Panther quartz

pbpb
Posted:
in macOS edited January 2014
I have just read Apple's MacOS X feature comparison page and I noticed something that has not been discussed, I think. According to this page, Panther's Quartz engine has two features not present in Jaguar: hardware accelerated imaging and OpenGL fragment and shader programming. Could someone explain what this means for the OS and the user experience?



Thanks,

PB

Comments

  • Reply 1 of 7
    First off good find! I like that page. Second off the simple answer is 'Graphical Candy' but the longer answer will have to come from a 'pro'. Takers anybody?
  • Reply 2 of 7
    pbg4 dudepbg4 dude Posts: 1,611member
    Quote:

    Graceful file server disconnect



    This is a nice way of saying "Won't lock up if a network share disappears".
  • Reply 3 of 7
    programmerprogrammer Posts: 3,458member
    Quote:

    Python Quartz scripting



    Interesting...





    Quote:

    OpenGL fragment and shader programming



    Not sure exactly what they mean because Jaguar has support for this too. This is listed under "Quartz: Display Graphics" not "Quartz 2D" so I wouldn't read to much into it being labelled Quartz, that's just where they put all of the non-2D features.



    Quote:

    Hardware accelerated imaging



    This is interesting as well, and probably connected to the Python thing above. Sounds like they've added some cool APIs for accelerating image processing. Writing Photoshop competitors probably just got easier.
  • Reply 4 of 7
    pbpb Posts: 4,255member
    Quote:

    Originally posted by Programmer

    Python Quartz scripting



    Could it be related to "Scriptable Image Processing Service" under "Quartz 2D Graphics"?
  • Reply 5 of 7
    smirclesmircle Posts: 1,035member
    Programmable shaders are a thing that originated in 3D games. They are basically micro programs that get uploaded to the superfast render unit in modern graphics cards and called whenever a game applies a shadow, lighting effect or gradient. When called, they transform pixel values much more flexible than static texture and lighting units can.
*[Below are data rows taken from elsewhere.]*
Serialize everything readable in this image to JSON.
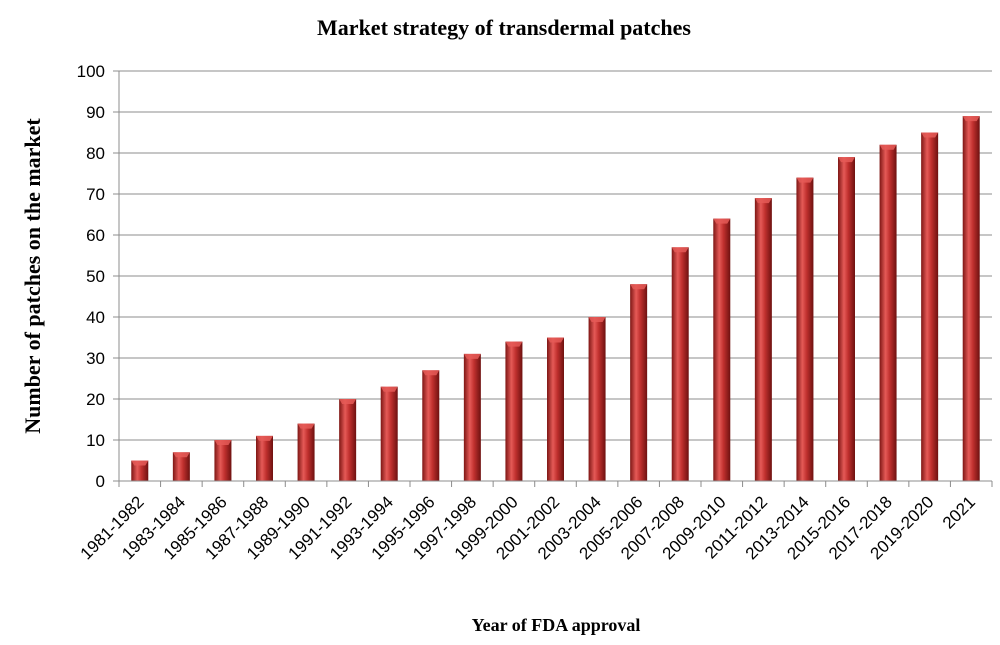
{
  "chart_data": {
    "type": "bar",
    "title": "Market strategy of transdermal patches",
    "xlabel": "Year of FDA approval",
    "ylabel": "Number of patches on the market",
    "categories": [
      "1981-1982",
      "1983-1984",
      "1985-1986",
      "1987-1988",
      "1989-1990",
      "1991-1992",
      "1993-1994",
      "1995-1996",
      "1997-1998",
      "1999-2000",
      "2001-2002",
      "2003-2004",
      "2005-2006",
      "2007-2008",
      "2009-2010",
      "2011-2012",
      "2013-2014",
      "2015-2016",
      "2017-2018",
      "2019-2020",
      "2021"
    ],
    "values": [
      5,
      7,
      10,
      11,
      14,
      20,
      23,
      27,
      31,
      34,
      35,
      40,
      48,
      57,
      64,
      69,
      74,
      79,
      82,
      85,
      89
    ],
    "ylim": [
      0,
      100
    ],
    "yticks": [
      0,
      10,
      20,
      30,
      40,
      50,
      60,
      70,
      80,
      90,
      100
    ],
    "grid": true,
    "legend": "none",
    "bar_color": "#c0302e",
    "bar_highlight": "#e55a57",
    "bar_shadow": "#7e1614"
  }
}
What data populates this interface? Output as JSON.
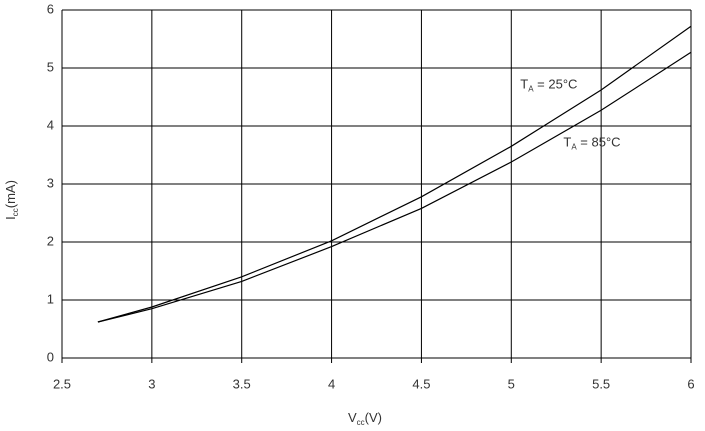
{
  "chart_data": {
    "type": "line",
    "xlabel": {
      "symbol": "V",
      "subscript": "cc",
      "unit": "(V)"
    },
    "ylabel": {
      "symbol": "I",
      "subscript": "cc",
      "unit": "(mA)"
    },
    "x": [
      2.7,
      3,
      3.5,
      4,
      4.5,
      5,
      5.5,
      6
    ],
    "series": [
      {
        "color": "#000000",
        "values": [
          0.62,
          0.88,
          1.4,
          2.02,
          2.78,
          3.65,
          4.62,
          5.72
        ]
      },
      {
        "color": "#000000",
        "values": [
          0.62,
          0.85,
          1.32,
          1.92,
          2.58,
          3.38,
          4.27,
          5.27
        ]
      }
    ],
    "annotations": [
      {
        "symbol": "T",
        "subscript": "A",
        "text": " = 25°C",
        "x": 5.05,
        "y": 4.7
      },
      {
        "symbol": "T",
        "subscript": "A",
        "text": " = 85°C",
        "x": 5.29,
        "y": 3.7
      }
    ],
    "xlim": [
      2.5,
      6
    ],
    "ylim": [
      0,
      6
    ],
    "xticks": [
      2.5,
      3,
      3.5,
      4,
      4.5,
      5,
      5.5,
      6
    ],
    "yticks": [
      0,
      1,
      2,
      3,
      4,
      5,
      6
    ],
    "grid": true
  }
}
    They are one hot topic in the race between NVidia and ATI and in the race between OpenGL and DirectX. Only the latest crop of ATI cards is able to really use them to a larger extend, but for non-realtime effects, OpenGL allows you to run them on the main CPU.



    Since it is part of Quartz, this could be used by any application, not just the OS. I am not a 3D expert, but ideas that come to mind:

    - textured window shadows

    - animated textured widgets

    - visualizers

    - Final Cut et al could eventually use it for fade-in/fade-out and gfx effects.
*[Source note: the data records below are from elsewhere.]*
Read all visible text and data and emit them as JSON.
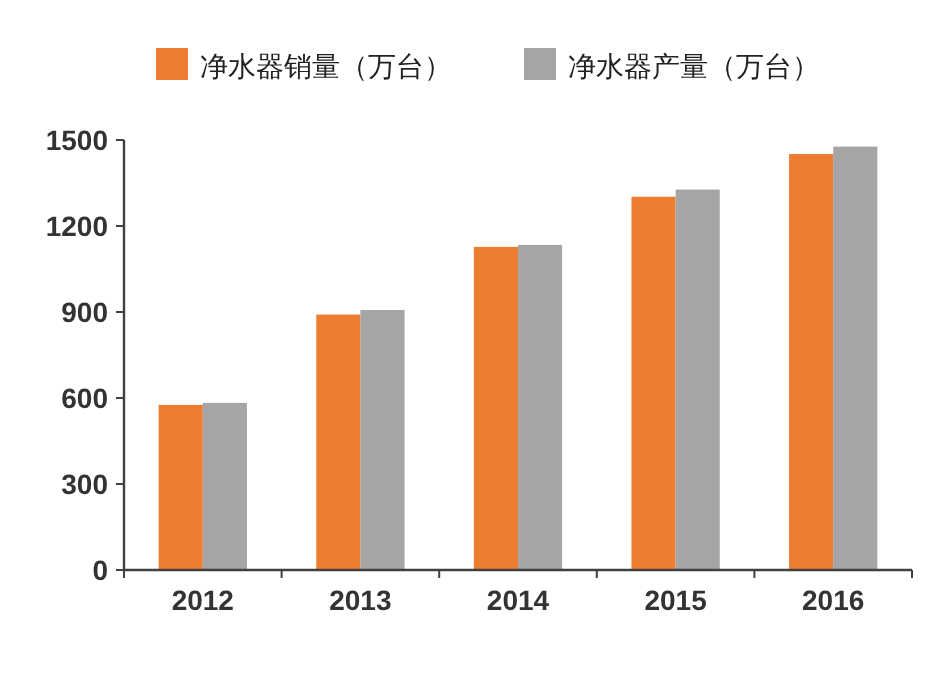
{
  "chart_data": {
    "type": "bar",
    "categories": [
      "2012",
      "2013",
      "2014",
      "2015",
      "2016"
    ],
    "series": [
      {
        "name": "净水器销量（万台）",
        "color": "#ed7d31",
        "values": [
          576,
          891,
          1127,
          1302,
          1451
        ]
      },
      {
        "name": "净水器产量（万台）",
        "color": "#a5a5a5",
        "values": [
          583,
          907,
          1134,
          1327,
          1477
        ]
      }
    ],
    "ylim": [
      0,
      1500
    ],
    "yticks": [
      0,
      300,
      600,
      900,
      1200,
      1500
    ],
    "grid": false,
    "legend": "top"
  }
}
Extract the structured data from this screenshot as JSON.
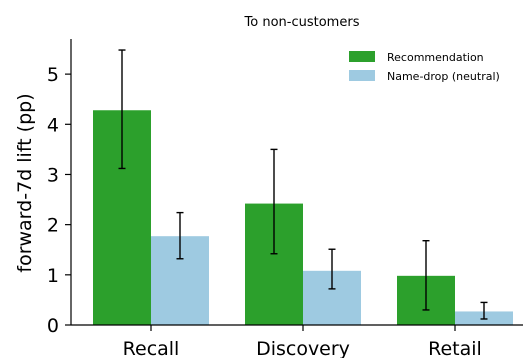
{
  "chart_data": {
    "type": "bar",
    "title": "To non-customers",
    "xlabel": "",
    "ylabel": "forward-7d lift (pp)",
    "categories": [
      "Recall",
      "Discovery",
      "Retail"
    ],
    "series": [
      {
        "name": "Recommendation",
        "color": "#2ca02c",
        "values": [
          4.28,
          2.42,
          0.98
        ],
        "error_low": [
          3.12,
          1.42,
          0.3
        ],
        "error_high": [
          5.48,
          3.5,
          1.68
        ]
      },
      {
        "name": "Name-drop (neutral)",
        "color": "#9ecae1",
        "values": [
          1.77,
          1.08,
          0.27
        ],
        "error_low": [
          1.32,
          0.72,
          0.12
        ],
        "error_high": [
          2.24,
          1.51,
          0.45
        ]
      }
    ],
    "ylim": [
      0,
      5.7
    ],
    "yticks": [
      0,
      1,
      2,
      3,
      4,
      5
    ],
    "grid": false,
    "legend_position": "top-right"
  }
}
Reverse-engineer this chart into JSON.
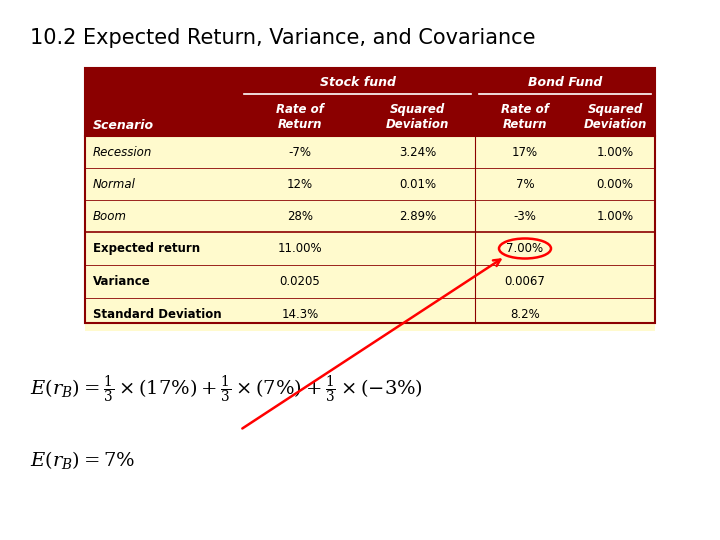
{
  "title": "10.2 Expected Return, Variance, and Covariance",
  "header_bg": "#8B0000",
  "row_bg": "#FFFACD",
  "border_color": "#8B0000",
  "col_subheaders": [
    "Scenario",
    "Rate of\nReturn",
    "Squared\nDeviation",
    "Rate of\nReturn",
    "Squared\nDeviation"
  ],
  "data_rows": [
    [
      "Recession",
      "-7%",
      "3.24%",
      "17%",
      "1.00%"
    ],
    [
      "Normal",
      "12%",
      "0.01%",
      "7%",
      "0.00%"
    ],
    [
      "Boom",
      "28%",
      "2.89%",
      "-3%",
      "1.00%"
    ],
    [
      "Expected return",
      "11.00%",
      "",
      "7.00%",
      ""
    ],
    [
      "Variance",
      "0.0205",
      "",
      "0.0067",
      ""
    ],
    [
      "Standard Deviation",
      "14.3%",
      "",
      "8.2%",
      ""
    ]
  ],
  "row_styles": [
    "data",
    "data",
    "data",
    "summary",
    "summary",
    "summary"
  ]
}
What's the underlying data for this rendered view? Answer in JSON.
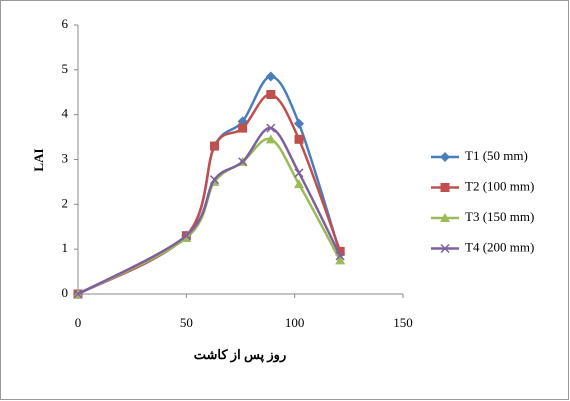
{
  "chart_data": {
    "type": "line",
    "x": [
      0,
      50,
      63,
      76,
      89,
      102,
      121
    ],
    "series": [
      {
        "name": "T1 (50 mm)",
        "color": "#4a7ebb",
        "marker": "diamond",
        "values": [
          0,
          1.3,
          3.3,
          3.85,
          4.85,
          3.8,
          0.9
        ]
      },
      {
        "name": "T2 (100 mm)",
        "color": "#c0504d",
        "marker": "square",
        "values": [
          0,
          1.3,
          3.3,
          3.7,
          4.45,
          3.45,
          0.95
        ]
      },
      {
        "name": "T3 (150 mm)",
        "color": "#9bbb59",
        "marker": "triangle",
        "values": [
          0,
          1.25,
          2.5,
          2.95,
          3.45,
          2.45,
          0.75
        ]
      },
      {
        "name": "T4 (200 mm)",
        "color": "#7d60a0",
        "marker": "x",
        "values": [
          0,
          1.3,
          2.55,
          2.95,
          3.7,
          2.7,
          0.85
        ]
      }
    ],
    "xlim": [
      0,
      150
    ],
    "xticks": [
      0,
      50,
      100,
      150
    ],
    "ylim": [
      0,
      6
    ],
    "yticks": [
      0,
      1,
      2,
      3,
      4,
      5,
      6
    ],
    "x_label": "روز پس از کاشت",
    "y_label": "LAI",
    "legend": "right"
  }
}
    The bad news: if Apple should use them in the OS to any larger extend, most current gfx-cards will be left out (or rather slow).
  • Reply 6 of 7
    moogsmoogs Posts: 4,296member
    I agree: nice find, PB!



    I also found the "Graceful Disconnect" item humorous. The marketing dorks obviously had a big hand in creating this document.



  • Reply 7 of 7
    Quartz accelerated imaging: Could this a reference to the vimage library they released a few months back. This is a library of imaging routines that make heavy use of Altivec vector processor.